On March 17, 2026, reporting by NHPR and WBUR confirmed that two charter flights operated by Journey Aviation had departed from Phoenix, stopped at Portsmouth, New Hampshire, and refueled at Shannon Airport in Ireland before landing in Rzeszow, Poland — the closest major airport to the Ukrainian border. The flights carried approximately 15 Ukrainian nationals who were transported to the Poland-Ukraine border and effectively returned to an active war zone where Russian forces continued to conduct military operations.

The flights were traced through a combination of flight tracking data and sources at Portsmouth's Pease International Tradeport, where the aircraft were observed taking on fuel and supplies consistent with a transatlantic crossing. Journey Aviation, the charter operator, was owned by a documented Trump campaign donor, adding a layer of political entanglement to the deportation operation. The company had not previously been identified as an ICE deportation contractor.
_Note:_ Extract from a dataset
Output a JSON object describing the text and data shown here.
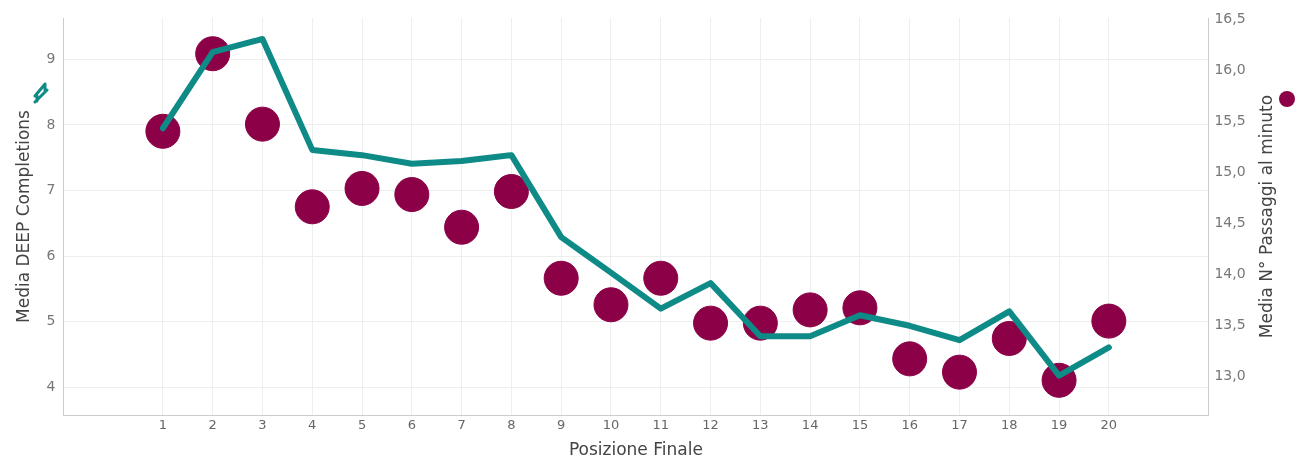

Human Rights First condemned the deportations as a violation of the United States' obligations under the 1951 Refugee Convention and the Convention Against Torture, both of which prohibit returning individuals to countries where they face a well-founded fear of persecution or armed conflict. The organization noted that the United States had granted Temporary Protected Status to Ukrainian nationals specifically because of the ongoing war, making the deportation of Ukrainians to the border region a direct contradiction of the government's own country-conditions assessment.

The Rzeszow flights were not isolated incidents. Investigative reporting revealed that at least eight similar charter flights had carried deportees to destinations in Europe, the Middle East, and Central Asia since January 2026, suggesting a systematic program of removals to conflict-affected regions. The Irish government announced it would review whether allowing the flights to refuel at Shannon was consistent with Ireland's neutrality obligations, reviving a controversy that had surrounded the airport's use by U.S. military and intelligence flights during the Iraq War era.